I'm training an SVM classifier on a text dataset, using scikit. The documentation is good for using a count vectorizer to construct a feature vector using n-grams. E.g, for unigrams and bigrams, I can do something like:
CountVectorizer(ngram_range(1,2))
However, I wasn't sure how would you go about building emoticons into the feature vector? There seems to be two available options - either use a regex that matches the emoticon and feed it into the
token_pattern
argument to the CountVectorizer, or construct a custom vocabulary that includes the emoticons, and feed that into the
vocabulary
argument. Any advice - or in particular a simple example, would be great!! Also, let me know if there's any other crucial info that I've missed out of the question..
Edit: My Solution
After some experimentation with the above problem, this was the code that worked for me. It assumes that you have split up your data into arrays, such as:
training_data, training_labels, test_data, test_labels
We use CountVectorizer, so first import that:
from sklearn.feature_extraction.text import CountVectorizer
c_vect = CountVectorizer()
Then build a list of emoticons as an array. (I got my list from text dump online):
emoticon_list = [ ':)', ':-)', ':(' .... etc. - put your long list of emoticons here]

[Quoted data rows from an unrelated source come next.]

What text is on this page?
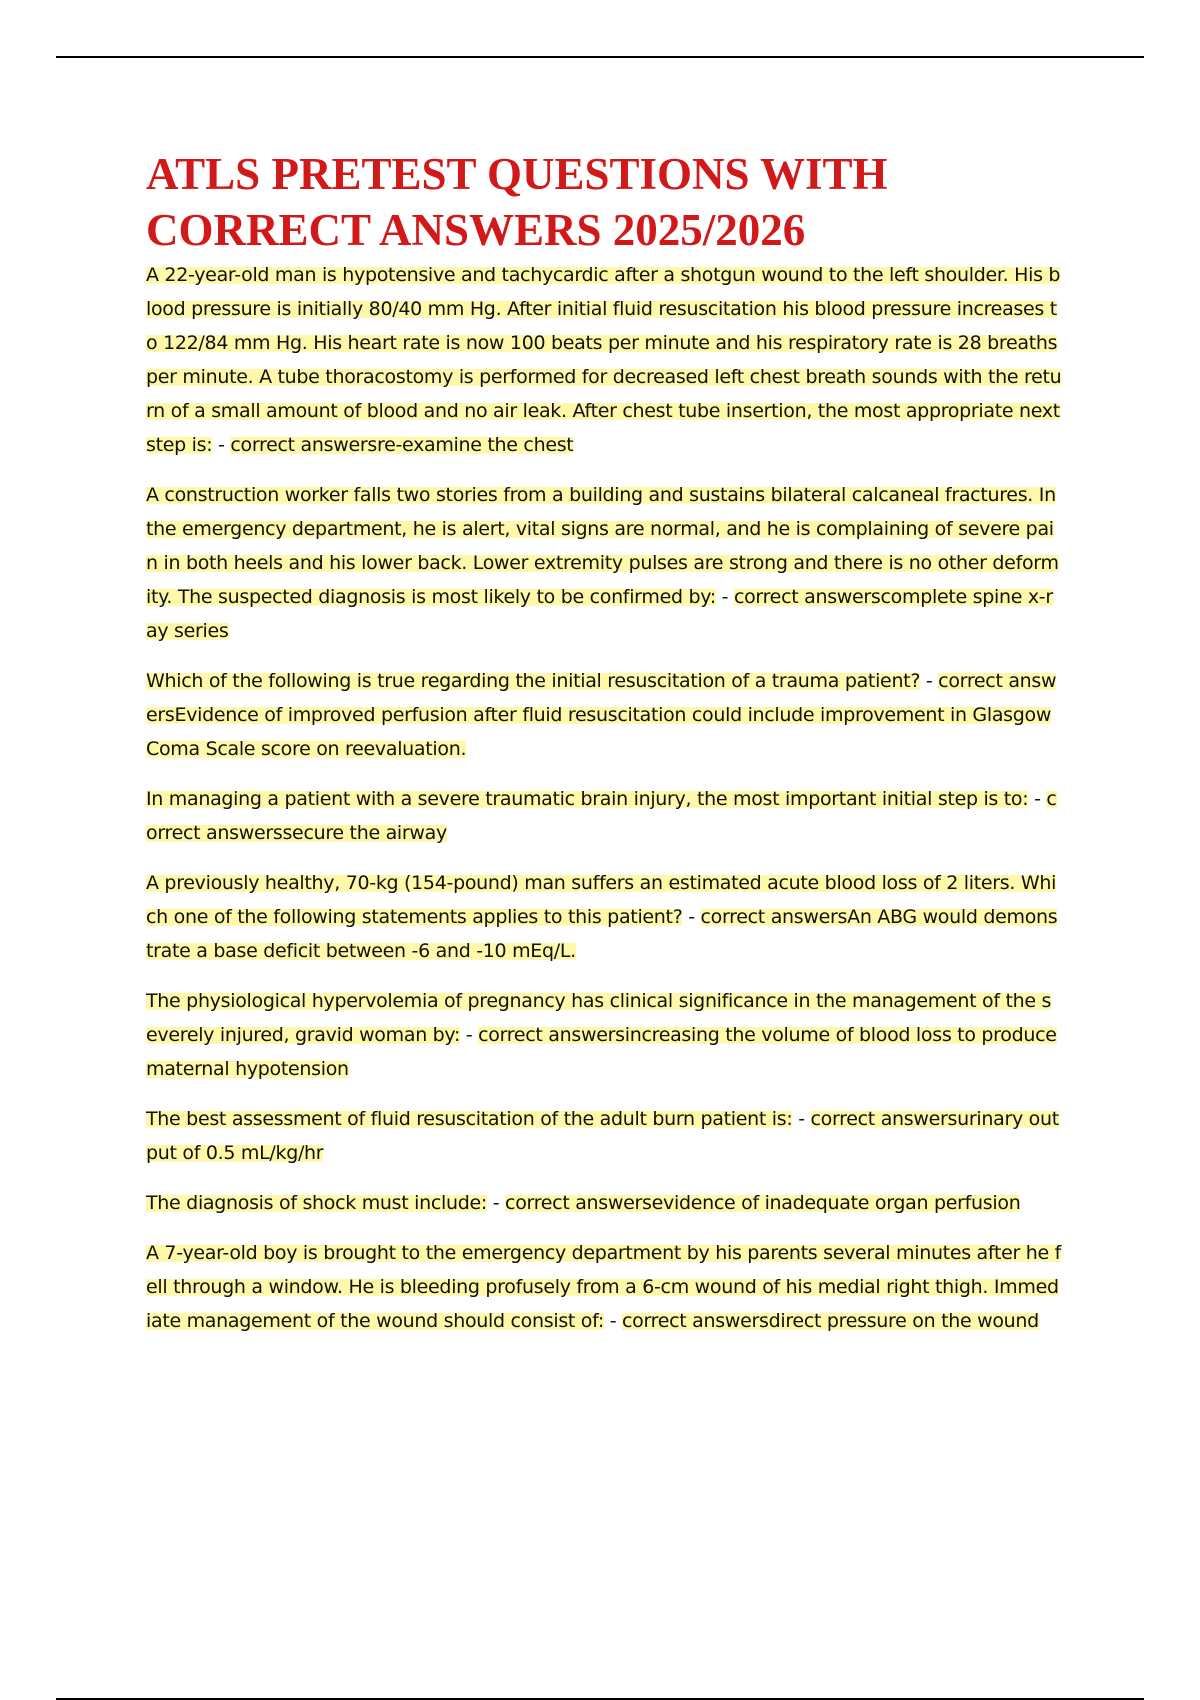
ATLS PRETEST QUESTIONS WITH CORRECT ANSWERS 2025/2026

A 22-year-old man is hypotensive and tachycardic after a shotgun wound to the left shoulder. His blood pressure is initially 80/40 mm Hg. After initial fluid resuscitation his blood pressure increases to 122/84 mm Hg. His heart rate is now 100 beats per minute and his respiratory rate is 28 breaths per minute. A tube thoracostomy is performed for decreased left chest breath sounds with the return of a small amount of blood and no air leak. After chest tube insertion, the most appropriate next step is: - correct answersre-examine the chest

A construction worker falls two stories from a building and sustains bilateral calcaneal fractures. In the emergency department, he is alert, vital signs are normal, and he is complaining of severe pain in both heels and his lower back. Lower extremity pulses are strong and there is no other deformity. The suspected diagnosis is most likely to be confirmed by: - correct answerscomplete spine x-ray series

Which of the following is true regarding the initial resuscitation of a trauma patient? - correct answersEvidence of improved perfusion after fluid resuscitation could include improvement in Glasgow Coma Scale score on reevaluation.

In managing a patient with a severe traumatic brain injury, the most important initial step is to: - correct answerssecure the airway

A previously healthy, 70-kg (154-pound) man suffers an estimated acute blood loss of 2 liters. Which one of the following statements applies to this patient? - correct answersAn ABG would demonstrate a base deficit between -6 and -10 mEq/L.

The physiological hypervolemia of pregnancy has clinical significance in the management of the severely injured, gravid woman by: - correct answersincreasing the volume of blood loss to produce maternal hypotension

The best assessment of fluid resuscitation of the adult burn patient is: - correct answersurinary output of 0.5 mL/kg/hr

The diagnosis of shock must include: - correct answersevidence of inadequate organ perfusion

A 7-year-old boy is brought to the emergency department by his parents several minutes after he fell through a window. He is bleeding profusely from a 6-cm wound of his medial right thigh. Immediate management of the wound should consist of: - correct answersdirect pressure on the wound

Next, fit the CountVectorizer with the array of emoticons. It's crucial to use fit, not fit_transform:
X = c_vect.fit(emoticon_list)
Then construct a feature vector by counting the number of emoticons in the training data (in my case, an array of tweets) using the transform method:
emoticon_training_features = c_vect.transform(training_data)
Now we can train our classifier, clf, using the labels and our new emoticon feature vector (remembering that for certain classifiers such as SVC, you will need to first convert your string labels to appropriate numbers):
clf.fit(emoticon_training_features, training_labels)
Then to evaluate the performance of the classifier, we must transform our test data to make use of the emoticon features available:
emoticon_test_features = c_vect.transform(test_data)
Finally, we can perform our prediction:
predicted = clf.predict(emoticon_test_features)
Done. A fairly standard way to evaluate performance at this point is to use:
from sklearn.metrics import classification_report
print classification_report(test_labels, predicted)
Phew. Hope that helps.